I met quite a few interesting men. The only one who became a very good friend was suggested to me by the owner of the organization -- and it was indeed a very good suggestion. It was a friendship match, though, rather than a romantic one. But we're friends still, and I guess that says something.

I had given up the idea of finding anyone to really love by the time I moved from NYC back to Houston in 1993. Then two years later, I met my now-husband via a bulletin board on the old CompuServe -- completely by accident and with no intention of any romantic involvement.

Go figure.

Keep us posted.

Janet

memclean said...

What's the over/under for when you plunk down the first $40?

memclean said...

Actually my father who's in his seventies and therefore probably slightly more decrepit than you has launched himself full force into internet dating. He has three cell phones and is juggling as many women as he can. Weirds me out.

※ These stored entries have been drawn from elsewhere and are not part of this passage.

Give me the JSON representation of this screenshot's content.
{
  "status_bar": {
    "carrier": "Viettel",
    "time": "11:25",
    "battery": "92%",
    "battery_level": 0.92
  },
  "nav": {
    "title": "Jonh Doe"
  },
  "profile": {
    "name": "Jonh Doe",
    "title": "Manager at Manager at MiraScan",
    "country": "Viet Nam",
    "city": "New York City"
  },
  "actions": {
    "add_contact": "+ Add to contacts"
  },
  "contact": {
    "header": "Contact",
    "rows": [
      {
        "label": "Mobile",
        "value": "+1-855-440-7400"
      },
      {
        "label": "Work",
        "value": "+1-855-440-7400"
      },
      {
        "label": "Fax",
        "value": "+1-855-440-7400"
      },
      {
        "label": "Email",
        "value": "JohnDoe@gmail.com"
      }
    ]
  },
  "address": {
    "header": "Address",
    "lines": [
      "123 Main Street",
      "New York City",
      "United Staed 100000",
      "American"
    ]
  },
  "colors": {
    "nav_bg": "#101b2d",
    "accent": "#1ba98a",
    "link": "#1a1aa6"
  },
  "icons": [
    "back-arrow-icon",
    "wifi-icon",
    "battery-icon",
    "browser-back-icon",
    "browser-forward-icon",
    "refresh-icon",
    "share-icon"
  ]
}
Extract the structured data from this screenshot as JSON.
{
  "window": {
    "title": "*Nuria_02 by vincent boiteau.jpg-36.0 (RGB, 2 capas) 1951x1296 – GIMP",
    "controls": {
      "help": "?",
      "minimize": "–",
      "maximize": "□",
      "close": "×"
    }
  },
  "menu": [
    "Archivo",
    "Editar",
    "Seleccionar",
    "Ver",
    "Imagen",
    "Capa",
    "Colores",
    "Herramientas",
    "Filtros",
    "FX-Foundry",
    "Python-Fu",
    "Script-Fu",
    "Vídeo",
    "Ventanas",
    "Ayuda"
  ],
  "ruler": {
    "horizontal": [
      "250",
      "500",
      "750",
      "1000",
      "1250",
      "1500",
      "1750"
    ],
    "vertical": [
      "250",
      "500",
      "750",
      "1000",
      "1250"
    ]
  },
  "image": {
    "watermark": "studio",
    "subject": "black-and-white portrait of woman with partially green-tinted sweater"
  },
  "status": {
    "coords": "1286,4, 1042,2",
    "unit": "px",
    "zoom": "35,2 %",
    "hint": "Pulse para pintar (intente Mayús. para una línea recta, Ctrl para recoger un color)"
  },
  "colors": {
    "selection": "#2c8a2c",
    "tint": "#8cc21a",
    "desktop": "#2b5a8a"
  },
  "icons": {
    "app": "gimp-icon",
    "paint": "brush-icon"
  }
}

Reluctant Bachelor said...

michael--

As Faron Young once said, "If you ain't lovin', you ain't livin'!"

janet--

Glad you enjoyed it. I will indeed keep the dispatches coming.

Anonymous said...

How'd you like Otto?

Best thing I had there was the olive oil gelato.

Reluctant Bachelor said...

pepys--

I dig Otto. I generally love Batali's approach to cooking. Simple preparations, traditional combinations, fresh high-quality ingredients; it's foolproof once you master some basic techniques.

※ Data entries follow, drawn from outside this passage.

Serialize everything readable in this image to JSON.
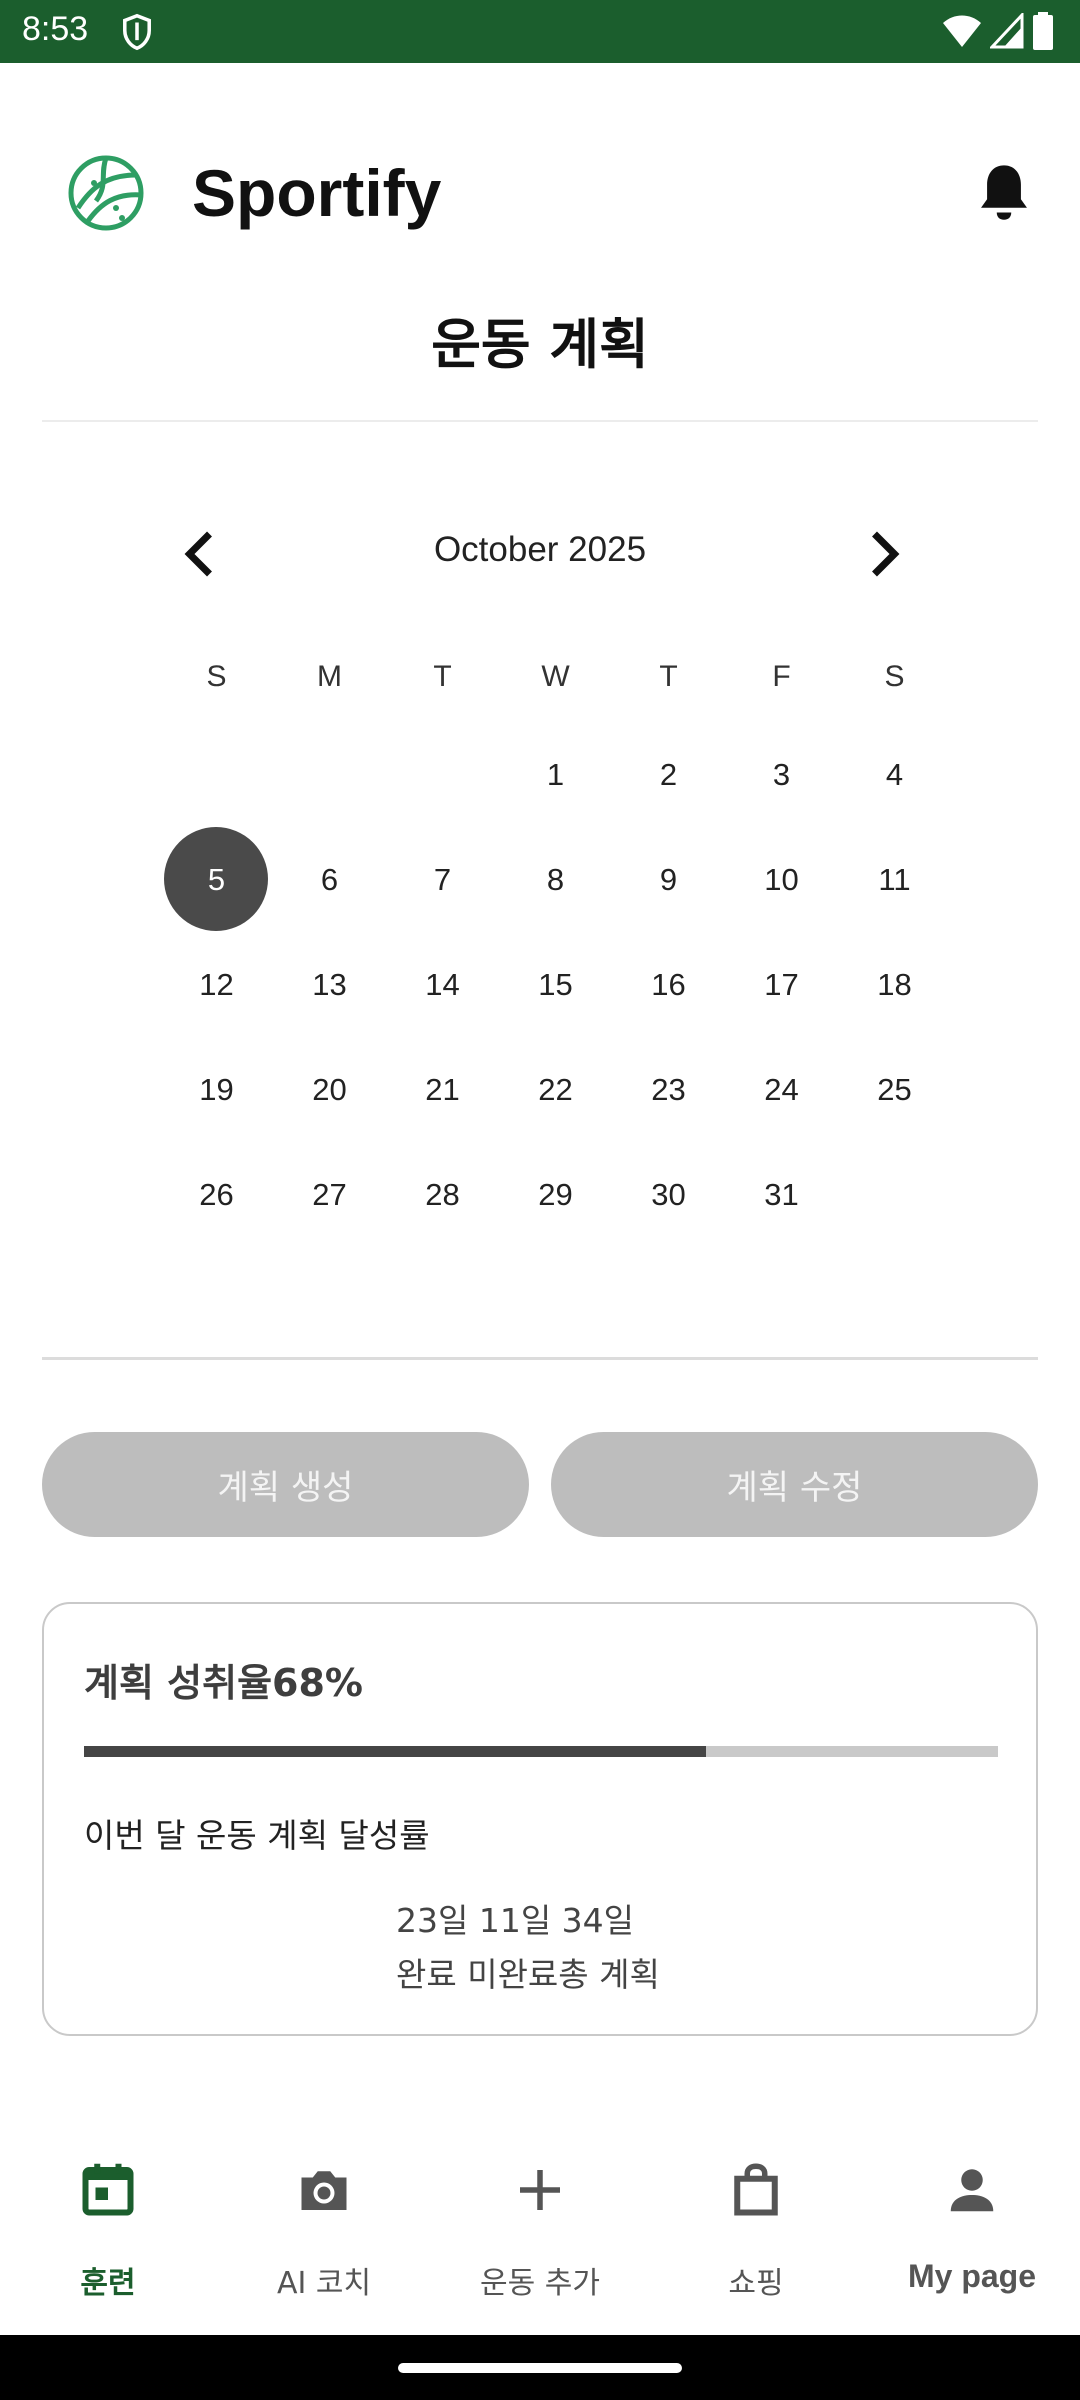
{
  "status_bar": {
    "time": "8:53"
  },
  "header": {
    "app_title": "Sportify",
    "page_title": "운동 계획"
  },
  "calendar": {
    "month_label": "October 2025",
    "weekdays": [
      "S",
      "M",
      "T",
      "W",
      "T",
      "F",
      "S"
    ],
    "leading_blanks": 3,
    "days": [
      "1",
      "2",
      "3",
      "4",
      "5",
      "6",
      "7",
      "8",
      "9",
      "10",
      "11",
      "12",
      "13",
      "14",
      "15",
      "16",
      "17",
      "18",
      "19",
      "20",
      "21",
      "22",
      "23",
      "24",
      "25",
      "26",
      "27",
      "28",
      "29",
      "30",
      "31"
    ],
    "selected_day": "5"
  },
  "actions": {
    "create_label": "계획 생성",
    "edit_label": "계획 수정"
  },
  "achievement": {
    "title": "계획 성취율68%",
    "progress_fraction": 0.68,
    "subtitle": "이번 달 운동 계획 달성률",
    "stats_line1": "23일 11일 34일",
    "stats_line2": "완료 미완료총 계획"
  },
  "bottom_nav": [
    {
      "label": "훈련",
      "icon": "calendar-icon",
      "active": true
    },
    {
      "label": "AI 코치",
      "icon": "camera-icon",
      "active": false
    },
    {
      "label": "운동 추가",
      "icon": "plus-icon",
      "active": false
    },
    {
      "label": "쇼핑",
      "icon": "shopping-bag-icon",
      "active": false
    },
    {
      "label": "My page",
      "icon": "person-icon",
      "active": false
    }
  ],
  "colors": {
    "brand_green": "#1b5e2d",
    "logo_green": "#2e9e63",
    "button_gray": "#bdbdbd",
    "selected_day": "#4a4a4a"
  }
}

We split four small pizzas. The botarga and fennel was quite good; the lardo was a disappointment; the mushroom was excellent; and the vongole--a white pizza piled high with small clams in the shell--was my favorite, as it was on my previous visit. We skipped desert but enjoyed a round of grappas di barolo, which were exquisite, as was the reasonably priced bottle of barolo we had with our pizzas.

Lisa Meltzer said...

You'll notice that while I was dogsitting, I left your bottle of grappa untouched.... :P

Reluctant Bachelor said...

Had you touched the grappa bottle you would have noticed that TD and I polished it off several weeks ago in a Herculean bout of grappa drinking. KD drove home, understandably. Hope you helped yourself to the Calvados, of which Glen Campbell sang so beautifully.

Lisa Meltzer said...

Nah, didn't try the Calvados yet. If there's any left at this point, the dogs and I will dip into it tomorrow. My theory is that it will help me write one jim-dandy of an ethics research paper.

Anonymous said...

I think of match.com as "the girl catalog." In times past I've met some very nice ladies by using it, but for the last two years or so, it seems like no one new has signed up. I see the same (undesirable) profiles over and over.

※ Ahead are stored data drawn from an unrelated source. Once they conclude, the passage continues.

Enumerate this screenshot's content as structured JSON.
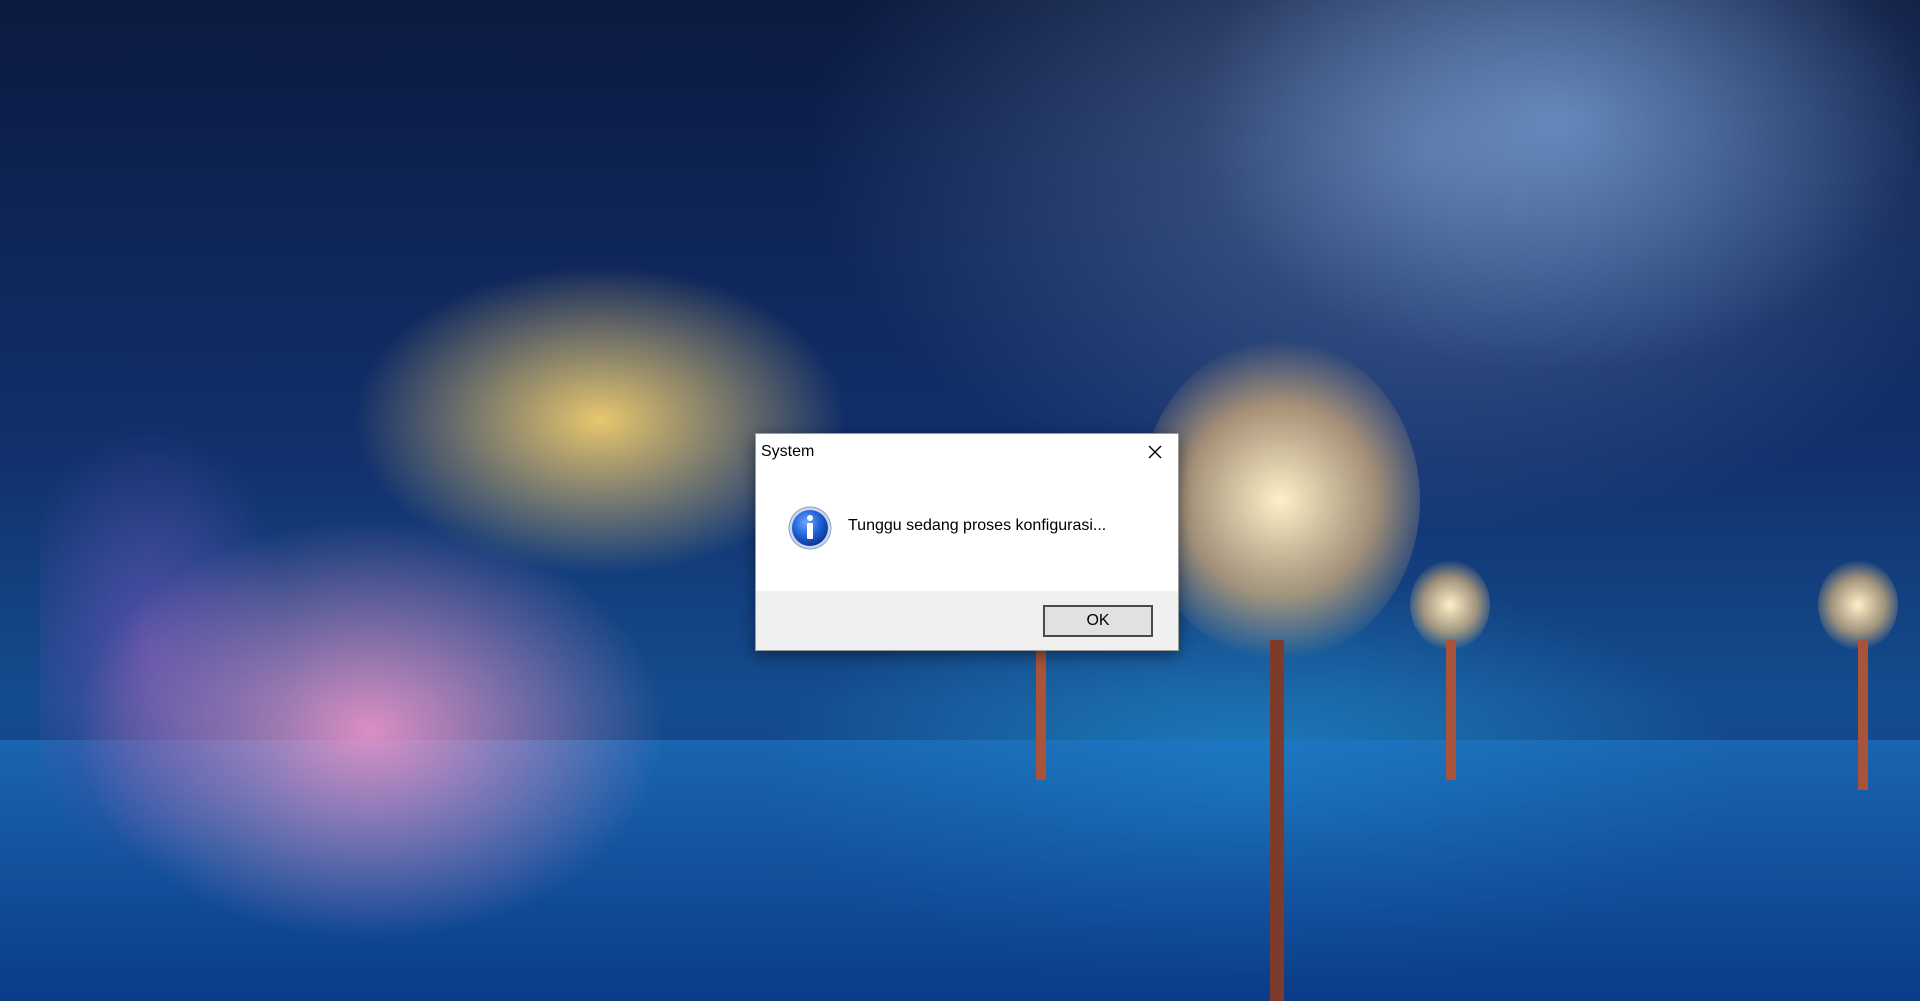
{
  "wallpaper": {
    "description_icon": "anime-night-lantern-wallpaper"
  },
  "dialog": {
    "title": "System",
    "message": "Tunggu sedang proses konfigurasi...",
    "ok_label": "OK",
    "icon": "info-icon",
    "close_icon": "close-icon"
  }
}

Sigh. Somebody new move here.

Claire said...

online dating is just a rehearsal for when you meet someone you actually like...the actually-liked seem to appear in more random, ridiculous and unexpected ways.

but rehearsing can be fun: it gives you a good arsenal of hilarious date stories.

Anonymous said...

As the TD referred to above in discussion of Grappa consumption, I must take exception to the use of "Herculean" to describe our feat. As I recall (dimly) the bottle was not full when we stated, so our task was more workmanlike. Not "Sisyphean" (the end was in sight, and we didn't have to do it again and again, though we may well), but perhaps "Ruthian" as we hit it out of the park, baseball fans both. Plus we needed to dull the pain of the softball heel injury the RB incurred earlier that eve.

Lisa Meltzer said...

Update: Calvados is not at all conducive to writing a research paper, unless your goal is to write a research paper that stinks out loud.

Reluctant Bachelor said...

TD--

I stand corrected, and chastened. I shan't take literary license with our exploits again.

Anonymous said...

so I'm the only one who thinks it's just a bad, awful, terrible idea that extrastorchy is reading this blog and posting comments? ok then, i'll just keep my opinion to myself.